GOUVERNANCE IBK : le temps de se ressaisir


Il y a quoi de neuf en terre malienne ? Rien, à part le même soleil triste sous lequel hommes, femmes, enfants se démènent pour relever la tête qui ploie sous l’effet d’un quotidien fait de misère, de mort, de mépris.

Cela fera bientôt un mois que les médecins ont déserté les hôpitaux et que les pauvres et leurs enfants y crèvent en longueur de journée sans que cela n’émeuve dans les hautes sphères du pouvoir où l’on a pris la coutume de s’agiter sans agir. De prendre les discours pour des actes. La grandiloquence est devenue la marque de fabrique de celui qu’on appelle désormais « le roi ». Les gens ont besoin de soins et non de mots. Des mots auxquels ils ne comprennent rien, parce qu’à l’école aussi les enseignants ont désormais fait des classes un sens interdit qu’ils ne prendront qu’après satisfaction de leurs doléances. Mais ce qui choque et humilie, c’est que le pouvoir donne l’impression de n’avoir pas la solution ou il ne l’a pas tout court.

Mais, qu’est-ce qu’on va faire avec des milliers, de jeunes, diplômés ou pas, qui ne gagnent pas assez, qui ne voient pas leur avenir et pour qui l’horizon est bouché ; des médecins et enseignants qui vivotent parce que mal payés ?

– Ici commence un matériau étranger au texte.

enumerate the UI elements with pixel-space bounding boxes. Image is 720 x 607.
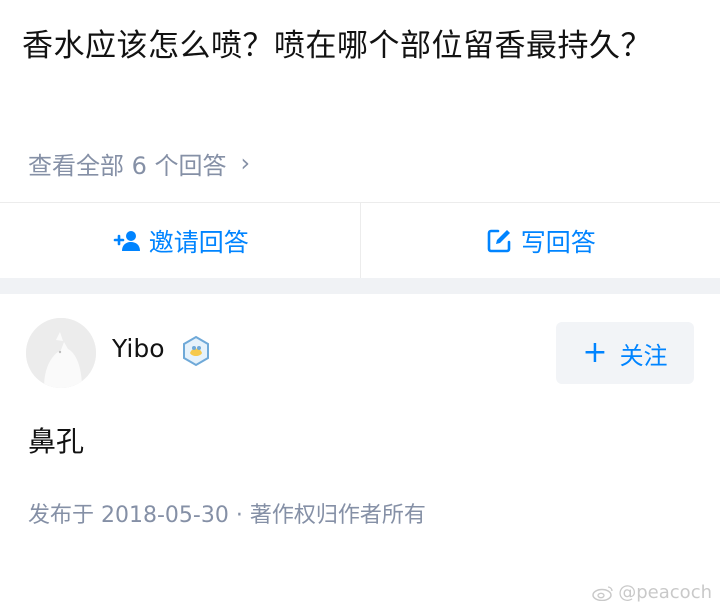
weibo-logo-icon (592, 585, 613, 601)
watermark-text: @peacoch (618, 582, 712, 603)
view-all-label: 查看全部 6 个回答 (28, 151, 227, 180)
invite-answer-label: 邀请回答 (148, 227, 249, 257)
answer-card: Yibo + 关注 鼻孔 发布于 2018-05-30 · 著作权归作者所有 (0, 294, 720, 607)
watermark: @peacoch (592, 582, 712, 603)
write-answer-button[interactable]: 写回答 (359, 203, 720, 278)
follow-label: 关注 (619, 341, 668, 370)
verified-badge-icon (183, 335, 209, 367)
answer-meta: 发布于 2018-05-30 · 著作权归作者所有 (28, 503, 426, 528)
question-action-bar: 邀请回答 写回答 (0, 202, 720, 278)
view-all-answers-link[interactable]: 查看全部 6 个回答 › (28, 145, 250, 181)
avatar-cat-icon (26, 318, 96, 388)
invite-answer-button[interactable]: 邀请回答 (0, 203, 360, 278)
avatar[interactable] (26, 318, 96, 388)
section-divider (0, 278, 720, 294)
edit-icon (487, 229, 511, 252)
follow-button[interactable]: + 关注 (556, 322, 694, 384)
question-header: 香水应该怎么喷？喷在哪个部位留香最持久？ (22, 20, 682, 72)
author-name[interactable]: Yibo (112, 334, 165, 363)
add-user-icon (113, 230, 140, 251)
write-answer-label: 写回答 (520, 227, 596, 257)
answer-content[interactable]: 鼻孔 (28, 420, 84, 460)
chevron-right-icon: › (240, 149, 251, 177)
plus-icon: + (582, 335, 608, 370)
question-title[interactable]: 香水应该怎么喷？喷在哪个部位留香最持久？ (22, 20, 682, 72)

Le gouvernement n’a pas de solution ; il est dans le passé. Tout est archaïque, vieux dans ce pays. Même à l’école, où les professeurs donnent les mêmes leçons depuis 10 ou 20 ans. L’éducation « par mémoire », comme le disait une amie américaine, il y a quelques jours : « Je te dicte, tu écris, tu apprends par cœur et tu me le redis ». On n’apprend pas à réfléchir aux enfants. On ne  leur apprend pas à innover. A créer une entreprise. Aux enfants du Mali d’en bas. Du Mali réel. Parce que, encore une fois, il y a deux Mali.

Disons-le clairement, le peuple est en avance sur la classe politique dirigeante, qui est en peine de réaliser que de l’eau a coulé sous le pont. Qui a du mal à fermer la fenêtre du passé pour ouvrir celle du présent et du futur.

Il faut que les nouveaux nababs du Mali, dont l’appétit n’arrête pas de grandir, sachent qu’ils ne sauraient maintenir le statu quo. On se croirait en 2012, avec un président et ses ministres au sud du pays, alors que le nord reste entre les mains des groupes armés et des terroristes. Des écoles fermées dans le Centre et une bonne partie des régions du nord du pays. Pendant ce temps, à Koulouba, on prépare la réélection de 2018. D’ores et déjà, des affiches partout dans le centre-ville nous agressent et nous disent que « L’industrialisation est le moteur du développement inclusif ». Sans électricité, comment allez-vous faire tourner ces industries ? A la force du mollet ? Tout se passe comme s’il y a une crise de neurone. Une réélection est possible, mais pour cela il faut qu’IBK redevienne IBK. Celui qui, de 1994 à 2000, en tant que Premier ministre, a remis le pays sur le chemin de la confiance, de la croissance. Qui a donné de la dignité à la fonction de député. Les gens veulent tout sauf cet IBK brutal, qui, selon les propos d’un ancien ministre rapportés par Ousmane Sow dans « Un para à Koulouba, chronique d’une nation à repenser », « parle beaucoup et il sait des choses. Mais, il n’écoute pas, c’est son gros défaut ». C’est à ce travail de changement au niveau personnel qu’on attend IBK. Sinon avec sa réputation de « Kankelentigui » déjà atomisée, ses nombreuses références à Dieu dans ses propos seront une recette qui ne s’avèrera pas payante auprès des religieux en 2018. En attendant, le peuple espère : « Espère, enfant ! Demain ! Et puis demain encore ! Et puis toujours demain ! Croyons dans l’avenir ».